I advise getting some lube to help with insertion for whatever cup you buy, it makes a lot of difference (put in on yourself not the cup)

the key to removal and insertion is to RELAX and bear down (like 'giving birth' to the cup) to help removal.
In the beginning it took me about 30mins to get it out (with much panicking and worryng about having to go to the GP!) BUT now I only need 1 minute to remove it (after a couple of cycles)

If you find yourself panicking during removal, go and do something else for a bit to relax (have a bath, a drink, even an orgasm!) and remember that it cannot get stuck or lost inside you! the key is to relax relax relax!

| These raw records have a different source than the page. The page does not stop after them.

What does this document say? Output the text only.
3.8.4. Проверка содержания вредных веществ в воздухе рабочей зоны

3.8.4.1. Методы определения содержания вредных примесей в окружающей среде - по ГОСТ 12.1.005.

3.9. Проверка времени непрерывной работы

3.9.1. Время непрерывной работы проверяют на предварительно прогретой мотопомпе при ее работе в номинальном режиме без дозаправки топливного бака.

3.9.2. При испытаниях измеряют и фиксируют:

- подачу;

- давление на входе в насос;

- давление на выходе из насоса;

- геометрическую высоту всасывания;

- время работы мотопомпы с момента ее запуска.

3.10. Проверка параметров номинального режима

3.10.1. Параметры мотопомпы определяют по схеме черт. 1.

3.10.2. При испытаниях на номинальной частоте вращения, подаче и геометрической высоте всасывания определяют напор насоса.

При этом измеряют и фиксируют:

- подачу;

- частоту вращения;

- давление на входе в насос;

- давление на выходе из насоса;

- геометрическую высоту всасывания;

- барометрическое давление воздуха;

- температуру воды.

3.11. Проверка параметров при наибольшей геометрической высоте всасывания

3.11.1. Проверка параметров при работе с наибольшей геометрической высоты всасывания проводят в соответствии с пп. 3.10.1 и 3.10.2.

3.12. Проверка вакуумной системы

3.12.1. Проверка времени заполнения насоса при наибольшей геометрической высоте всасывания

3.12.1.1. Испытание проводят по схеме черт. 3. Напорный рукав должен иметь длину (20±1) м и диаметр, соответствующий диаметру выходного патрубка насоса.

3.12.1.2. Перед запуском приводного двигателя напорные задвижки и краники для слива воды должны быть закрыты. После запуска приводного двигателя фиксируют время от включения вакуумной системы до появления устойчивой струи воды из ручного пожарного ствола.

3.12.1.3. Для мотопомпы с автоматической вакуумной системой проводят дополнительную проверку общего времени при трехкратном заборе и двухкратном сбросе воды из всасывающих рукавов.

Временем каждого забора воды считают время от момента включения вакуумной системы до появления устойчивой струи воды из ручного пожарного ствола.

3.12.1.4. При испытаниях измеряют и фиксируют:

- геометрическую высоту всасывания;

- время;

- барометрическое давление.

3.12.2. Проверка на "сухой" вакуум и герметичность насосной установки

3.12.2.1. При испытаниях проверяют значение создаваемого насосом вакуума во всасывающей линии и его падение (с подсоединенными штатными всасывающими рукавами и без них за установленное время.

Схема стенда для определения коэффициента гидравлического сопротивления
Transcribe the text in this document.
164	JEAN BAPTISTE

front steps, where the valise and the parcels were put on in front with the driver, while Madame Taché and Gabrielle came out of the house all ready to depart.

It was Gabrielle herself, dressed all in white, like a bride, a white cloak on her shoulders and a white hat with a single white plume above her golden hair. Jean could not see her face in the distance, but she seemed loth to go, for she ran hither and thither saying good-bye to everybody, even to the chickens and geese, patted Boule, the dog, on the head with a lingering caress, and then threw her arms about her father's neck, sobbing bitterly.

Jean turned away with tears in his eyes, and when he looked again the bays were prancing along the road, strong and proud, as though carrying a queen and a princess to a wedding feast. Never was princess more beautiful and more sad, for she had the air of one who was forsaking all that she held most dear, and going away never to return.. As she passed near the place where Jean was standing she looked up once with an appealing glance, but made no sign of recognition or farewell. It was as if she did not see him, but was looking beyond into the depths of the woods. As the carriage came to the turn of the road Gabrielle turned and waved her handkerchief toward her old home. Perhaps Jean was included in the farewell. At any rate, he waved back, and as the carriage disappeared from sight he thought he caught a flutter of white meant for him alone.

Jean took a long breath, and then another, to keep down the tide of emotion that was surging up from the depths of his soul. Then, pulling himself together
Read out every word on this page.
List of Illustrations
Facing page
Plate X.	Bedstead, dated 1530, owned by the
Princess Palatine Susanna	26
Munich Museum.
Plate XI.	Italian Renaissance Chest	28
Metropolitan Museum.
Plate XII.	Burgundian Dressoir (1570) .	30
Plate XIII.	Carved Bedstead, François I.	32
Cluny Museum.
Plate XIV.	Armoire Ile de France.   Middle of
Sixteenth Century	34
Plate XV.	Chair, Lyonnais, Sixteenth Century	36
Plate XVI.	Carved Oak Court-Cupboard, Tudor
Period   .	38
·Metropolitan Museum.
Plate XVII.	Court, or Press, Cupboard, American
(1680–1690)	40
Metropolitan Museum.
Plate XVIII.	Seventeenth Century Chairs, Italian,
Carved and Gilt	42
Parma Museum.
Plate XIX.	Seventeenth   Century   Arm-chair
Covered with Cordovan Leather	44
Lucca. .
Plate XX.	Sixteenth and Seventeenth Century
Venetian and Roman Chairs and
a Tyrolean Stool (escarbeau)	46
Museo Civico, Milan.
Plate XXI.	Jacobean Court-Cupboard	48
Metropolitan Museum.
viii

personally, my cramps aren't necessarily loads 'better' but I certainly feel less ill on my period (I think because I'm not worrying about leaking/ruining underwear and sheets) Some have attributed less painful cramps to cup allowing the blood to flow (rather than being absorbed like a tampon) and less effort needed to push it out of the vagina because it gets collected instead. so yes, some report less cramps but the other benefits far outweigh still getting them for me!
juliiie87juliiie87 on May 25th, 2012 11:24 am (UTC)
Oh yeah, definitely try feeling for your cervix when on your period, it's much more accurate this way ! You might end up having a lower cervix then, which is good news for removal and such (but so good if you get one of the longest cups).
full-on Monetjunemrc on May 24th, 2012 12:16 pm (UTC)
first of all--don't panic.
the only time someone needs to get a cup removed by a professional is if they've become too panicked to take the time needed. I had to go to a clinic to get one out once--if I had been able to remain calm and patient, I could have worked it out myself.
it took me a while to get used to putting my finger(s) in to remove the cup. learning to use your muscles and bear down helps.
the cup cannot get lost. it cannot go up farther than your cervix; your cervix is the top of your vagina and nothing can get through it (except a baby, at the right time, but that's not the point).
for some people, cups can help with cramps because there are chemicals and artificial materials in tampons and pads that can aggravate the menstrual cycle. so getting rid of disposables can help sometimes. some people say that using cloth pads makes their period lighter, which at first made absolutely no sense to me, but if someone is particularly sensitive to the junk used in disposables, then switching to cups/cloth pads can help.
using a cup for the first time can be tricky, but most of us have gotten over that. you'll probably learn a lot about your body and how it works as long as you remain patient when removing your cup. just remember--it won't get lost.